The agency’s manual recommends “the contrived accident” as the best way to dispose of someone. “The most efficient accident … is a fall of 75 feet or more onto a hard surface. Elevator shafts, stairwells, unscreened windows and bridges will serve.” The manual suggests grabbing the victim by the ankles and “tipping the subject over the edge. … Falls before trains or subway cars are usually effective, but require exact timing.”

The manual goes on to discuss “blunt weapons,” noting that “a hammer can be picked up almost anywhere in the world” and that baseball bats are also excellent. The manual explains the best place in the body to stab people or how to bash their skulls in and the pros and cons of rifles, pistols, submachine guns and other weapons.

During the Cold War years, the CIA plotted against eight foreign leaders, five of whom died violently. The agency’s role varied in each case.



After the plots were publicized by a Senate committee, President Ford issued an executive order in 1976 barring political assassination. President Reagan broadened the ban, dropping the word “political” and extending the prohibition to include contract killers as well as government employees.

Although the ban remains in effect, it has largely been ignored on the premise that it does not apply in a military setting. Consider the following:

In 1986, Reagan ordered the bombing of Libya in retaliation for a terrorist attack on a Berlin disco that killed three people, including two U.S. servicemen, and wounded more than 200 others. In the airstrike, Libya’s leader, Moammar Kadafi, a target of the raid, escaped unharmed, but his 2-year-old adopted daughter was killed.

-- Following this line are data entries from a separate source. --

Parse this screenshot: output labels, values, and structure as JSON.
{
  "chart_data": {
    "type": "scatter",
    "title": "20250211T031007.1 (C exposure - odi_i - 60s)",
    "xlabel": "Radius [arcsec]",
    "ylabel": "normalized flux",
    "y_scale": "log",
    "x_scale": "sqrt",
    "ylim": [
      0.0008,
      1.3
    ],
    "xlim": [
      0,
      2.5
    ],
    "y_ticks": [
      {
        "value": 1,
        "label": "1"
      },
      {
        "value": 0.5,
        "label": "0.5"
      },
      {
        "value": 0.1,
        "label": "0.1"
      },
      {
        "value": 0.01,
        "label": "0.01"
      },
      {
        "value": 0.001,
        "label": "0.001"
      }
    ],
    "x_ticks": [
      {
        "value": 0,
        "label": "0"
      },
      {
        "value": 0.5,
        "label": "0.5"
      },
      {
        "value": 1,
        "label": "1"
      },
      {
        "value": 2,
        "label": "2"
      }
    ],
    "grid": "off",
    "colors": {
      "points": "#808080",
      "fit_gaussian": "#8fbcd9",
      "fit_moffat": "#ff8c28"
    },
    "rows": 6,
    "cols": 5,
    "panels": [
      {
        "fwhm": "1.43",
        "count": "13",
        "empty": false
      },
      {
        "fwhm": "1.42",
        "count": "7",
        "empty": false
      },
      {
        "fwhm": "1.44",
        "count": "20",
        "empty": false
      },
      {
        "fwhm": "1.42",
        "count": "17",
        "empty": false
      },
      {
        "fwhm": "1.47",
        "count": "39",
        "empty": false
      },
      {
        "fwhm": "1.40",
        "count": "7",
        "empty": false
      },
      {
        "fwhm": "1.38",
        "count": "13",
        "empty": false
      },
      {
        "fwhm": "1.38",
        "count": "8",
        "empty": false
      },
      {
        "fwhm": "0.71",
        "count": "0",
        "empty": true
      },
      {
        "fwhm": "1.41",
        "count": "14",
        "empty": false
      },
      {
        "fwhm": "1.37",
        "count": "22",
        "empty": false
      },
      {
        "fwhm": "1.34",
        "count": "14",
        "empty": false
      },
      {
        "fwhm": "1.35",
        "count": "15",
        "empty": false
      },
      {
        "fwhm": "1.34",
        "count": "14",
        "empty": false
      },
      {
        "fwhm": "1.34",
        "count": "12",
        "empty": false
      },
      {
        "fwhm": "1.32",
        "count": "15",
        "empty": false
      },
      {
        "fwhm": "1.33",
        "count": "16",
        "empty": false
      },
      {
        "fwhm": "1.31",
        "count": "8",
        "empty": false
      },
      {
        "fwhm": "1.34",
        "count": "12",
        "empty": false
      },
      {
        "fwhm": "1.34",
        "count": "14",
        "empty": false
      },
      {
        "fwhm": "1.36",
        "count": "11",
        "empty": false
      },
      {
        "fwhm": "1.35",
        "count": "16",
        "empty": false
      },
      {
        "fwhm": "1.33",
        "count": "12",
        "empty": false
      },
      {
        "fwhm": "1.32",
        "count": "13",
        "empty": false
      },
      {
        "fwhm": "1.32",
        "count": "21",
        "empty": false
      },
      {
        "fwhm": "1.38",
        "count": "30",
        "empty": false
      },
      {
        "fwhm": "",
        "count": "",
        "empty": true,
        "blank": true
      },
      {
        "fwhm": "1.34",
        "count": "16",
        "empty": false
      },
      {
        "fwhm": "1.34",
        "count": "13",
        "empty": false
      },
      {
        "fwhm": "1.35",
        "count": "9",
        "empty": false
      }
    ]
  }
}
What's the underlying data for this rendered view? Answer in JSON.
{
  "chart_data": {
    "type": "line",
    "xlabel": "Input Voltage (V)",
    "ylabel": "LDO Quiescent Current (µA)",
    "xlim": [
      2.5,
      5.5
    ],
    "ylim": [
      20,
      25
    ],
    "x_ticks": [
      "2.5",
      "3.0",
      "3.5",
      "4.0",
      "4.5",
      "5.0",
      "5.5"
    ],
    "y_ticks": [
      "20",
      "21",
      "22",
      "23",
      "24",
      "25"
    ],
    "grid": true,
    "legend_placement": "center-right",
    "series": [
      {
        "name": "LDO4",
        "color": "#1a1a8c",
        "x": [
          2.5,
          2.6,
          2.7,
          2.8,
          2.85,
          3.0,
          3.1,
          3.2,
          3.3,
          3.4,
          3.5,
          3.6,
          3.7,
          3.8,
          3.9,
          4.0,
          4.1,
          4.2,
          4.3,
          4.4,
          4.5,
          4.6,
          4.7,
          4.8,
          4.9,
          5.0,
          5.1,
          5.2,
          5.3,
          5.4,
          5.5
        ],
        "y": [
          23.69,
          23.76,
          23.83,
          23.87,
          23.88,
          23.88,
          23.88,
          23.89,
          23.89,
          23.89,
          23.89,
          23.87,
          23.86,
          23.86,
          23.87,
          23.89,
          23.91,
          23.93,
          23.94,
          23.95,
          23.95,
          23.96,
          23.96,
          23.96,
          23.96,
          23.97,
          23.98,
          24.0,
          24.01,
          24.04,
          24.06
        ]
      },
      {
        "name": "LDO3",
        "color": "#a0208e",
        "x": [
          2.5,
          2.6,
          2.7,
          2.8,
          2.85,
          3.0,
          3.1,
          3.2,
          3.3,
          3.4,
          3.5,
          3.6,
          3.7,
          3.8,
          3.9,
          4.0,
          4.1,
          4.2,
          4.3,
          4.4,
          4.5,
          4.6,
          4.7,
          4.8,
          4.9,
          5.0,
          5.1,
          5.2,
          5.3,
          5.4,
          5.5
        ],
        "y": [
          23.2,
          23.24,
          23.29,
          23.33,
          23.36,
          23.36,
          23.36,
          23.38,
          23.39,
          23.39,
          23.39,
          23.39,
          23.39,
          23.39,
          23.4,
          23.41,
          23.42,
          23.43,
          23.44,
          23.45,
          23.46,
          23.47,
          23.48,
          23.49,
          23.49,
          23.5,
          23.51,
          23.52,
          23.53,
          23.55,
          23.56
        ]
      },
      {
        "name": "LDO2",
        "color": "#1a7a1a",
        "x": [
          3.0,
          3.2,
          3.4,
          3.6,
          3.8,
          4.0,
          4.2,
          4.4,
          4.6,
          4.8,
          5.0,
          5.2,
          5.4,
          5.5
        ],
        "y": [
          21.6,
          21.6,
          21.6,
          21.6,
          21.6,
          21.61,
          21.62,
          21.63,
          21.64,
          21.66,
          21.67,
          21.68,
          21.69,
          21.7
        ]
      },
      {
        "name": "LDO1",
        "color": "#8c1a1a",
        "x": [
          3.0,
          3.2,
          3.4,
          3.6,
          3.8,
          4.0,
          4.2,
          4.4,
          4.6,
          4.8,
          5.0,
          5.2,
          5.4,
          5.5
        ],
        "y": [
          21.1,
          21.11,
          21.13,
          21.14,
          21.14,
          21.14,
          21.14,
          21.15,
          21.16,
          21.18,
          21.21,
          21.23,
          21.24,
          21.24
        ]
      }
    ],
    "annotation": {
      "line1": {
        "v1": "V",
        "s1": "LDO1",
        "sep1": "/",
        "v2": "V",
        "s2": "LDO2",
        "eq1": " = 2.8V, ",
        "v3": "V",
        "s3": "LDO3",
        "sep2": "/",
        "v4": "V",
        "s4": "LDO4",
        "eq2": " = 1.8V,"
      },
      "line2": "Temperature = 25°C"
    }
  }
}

During the Persian Gulf War in 1991, when the first Bush administration bombed Baghdad, Robert M. Gates, the former CIA director and current Defense secretary, said White House officials hoped that “Saddam Hussein would be killed in a bunker.” At an air base in Saudi Arabia that year, Cheney, then secretary of Defense, and Gen. Colin L. Powell signed a 2,000-pound laser-guided bomb destined for Iraq. “To Saddam with affection,” Cheney wrote.

In 1998, President Clinton ordered a cruise missile strike on Al Qaeda training camps in Afghanistan after the bombing of two U.S. embassies in Africa. The White House was clearly disappointed when the strike failed to kill Bin Laden, who reportedly left one of the camps shortly before the attack.

A year later, again during the Clinton administration, NATO bombed Belgrade after Serbia forced ethnic Albanians to flee from Kosovo. A cruise missile was lobbed right into the bedroom of Slobodan Milosevic, the Serbian leader and Yugoslav president, but he was not sleeping there and escaped injury.

In Yemen in 2002, a CIA Predator drone fired a Hellfire missile that destroyed a car in which a top Al Qaeda leader, Qaed Sinan Harithi, was riding.

The problem with assassination, morality aside, is that the U.S. is not very good at it, as the CIA’s farcical efforts to murder Castro demonstrate. It seems unlikely that the CIA will kill Bin Laden with a baseball bat. And there is the real possibility of retaliation for a state-sponsored assassination. President Kennedy was quoted as saying, “We can’t get into that kind of thing or we would all be targets.” Perhaps CIA Director Leon Panetta had that in mind when he canceled the assassination program.

David Wise writes frequently about intelligence. He is the author of “Nightmover: How Aldrich Ames Sold the CIA to the KGB for $4.6 Million” and “Spy: The Inside Story of How the FBI’s Robert Hanssen Betrayed America.”